Noctilucent Cloud over S.Pole
© NASA/HU/VT/CU LASP Looking down from above, AIM captured this composite image of the noctilucent cloud cover above the Southern Pole on December 31, 2009. The 2009 cloud season began a month earlier than the 2010 season did.

High up in the sky near the poles some 50 miles above the ground, silvery blue clouds sometimes appear, shining brightly in the night. First noticed in 1885, these clouds are known as noctilucent, or "night shining," clouds. Their discovery spawned over a century of research into what conditions causes them to form and vary - questions that still tantalize scientists to this day. Since 2007, a NASA mission called Aeronomy of Ice in the Mesosphere (AIM) has shown that the cloud formation is changing year to year, a process they believe is intimately tied to the weather and climate of the whole globe.

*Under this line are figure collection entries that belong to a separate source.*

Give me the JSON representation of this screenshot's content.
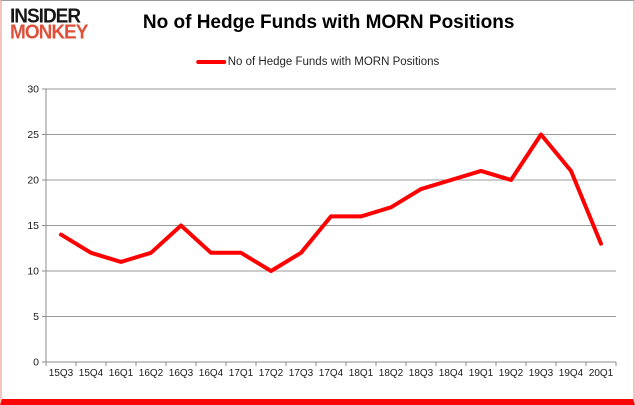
{
  "logo": {
    "line1": "INSIDER",
    "line2": "MONKEY"
  },
  "header": {
    "title": "No of Hedge Funds with MORN Positions"
  },
  "legend": {
    "label": "No of Hedge Funds with MORN Positions"
  },
  "colors": {
    "line": "#ff0000",
    "grid": "#9a9a9a",
    "axis": "#8c8c8c",
    "tick_text": "#1a1a1a",
    "logo_black": "#161616",
    "logo_red": "#df503b",
    "frame_bottom": "#fb0606",
    "frame_side": "#f3c3bd"
  },
  "chart_data": {
    "type": "line",
    "title": "No of Hedge Funds with MORN Positions",
    "categories": [
      "15Q3",
      "15Q4",
      "16Q1",
      "16Q2",
      "16Q3",
      "16Q4",
      "17Q1",
      "17Q2",
      "17Q3",
      "17Q4",
      "18Q1",
      "18Q2",
      "18Q3",
      "18Q4",
      "19Q1",
      "19Q2",
      "19Q3",
      "19Q4",
      "20Q1"
    ],
    "series": [
      {
        "name": "No of Hedge Funds with MORN Positions",
        "color": "#ff0000",
        "values": [
          14,
          12,
          11,
          12,
          15,
          12,
          12,
          10,
          12,
          16,
          16,
          17,
          19,
          20,
          21,
          20,
          25,
          21,
          13
        ]
      }
    ],
    "xlabel": "",
    "ylabel": "",
    "ylim": [
      0,
      30
    ],
    "yticks": [
      0,
      5,
      10,
      15,
      20,
      25,
      30
    ],
    "grid": true,
    "legend_position": "top-center"
  }
}
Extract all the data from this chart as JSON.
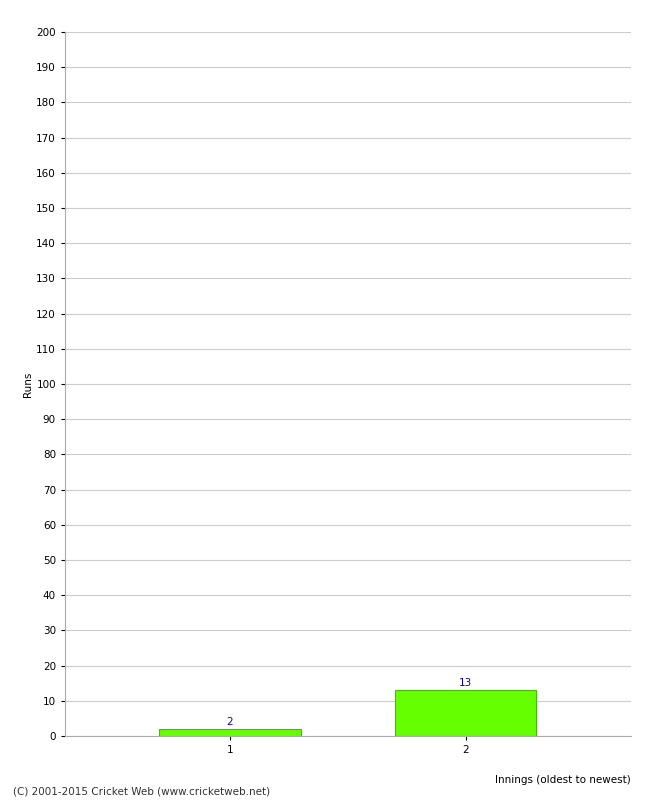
{
  "categories": [
    1,
    2
  ],
  "values": [
    2,
    13
  ],
  "bar_color": "#66ff00",
  "bar_edge_color": "#44bb00",
  "xlabel": "Innings (oldest to newest)",
  "ylabel": "Runs",
  "ylim": [
    0,
    200
  ],
  "yticks": [
    0,
    10,
    20,
    30,
    40,
    50,
    60,
    70,
    80,
    90,
    100,
    110,
    120,
    130,
    140,
    150,
    160,
    170,
    180,
    190,
    200
  ],
  "xticks": [
    1,
    2
  ],
  "label_color": "#0000cc",
  "label_fontsize": 7.5,
  "axis_fontsize": 7.5,
  "ylabel_fontsize": 7.5,
  "xlabel_fontsize": 7.5,
  "footer_text": "(C) 2001-2015 Cricket Web (www.cricketweb.net)",
  "footer_fontsize": 7.5,
  "background_color": "#ffffff",
  "grid_color": "#cccccc"
}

"The formation of the clouds requires both water and incredibly low temperatures," says Charles Jackman, an atmospheric scientist at NASA's Goddard Space Flight Center in Greenbelt, Md., who is NASA's project scientist for AIM. "The temperatures turn out to be one of the prime driving factors for when the clouds appear."

So the appearance of the noctilucent clouds, also known as polar mesospheric clouds or PMCs since they occur in a layer of the atmosphere called the mesosphere, can provide information about the temperature and other characteristics of the atmosphere. This in turn, helps researchers understand more about Earth's low altitude weather systems, and they've discovered that events in one hemisphere can have a sizable effect in another.

Since these mysterious clouds were first spotted, researchers have learned much about them. They light up because they're so high that they reflect sunlight from over the horizon. They are formed of ice water crystals most likely created on meteoric dust. And they are exclusively a summertime phenomenon.

"The question people usually ask is why do clouds which require such cold temperatures form in the summer?" says James Russell, an atmospheric scientist at Hampton University in Hampton, Va., who is the Principal Investigator for AIM. "It's because of the dynamics of the atmosphere. You actually get the coldest temperatures of the year near the poles in summer at that height in the mesosphere."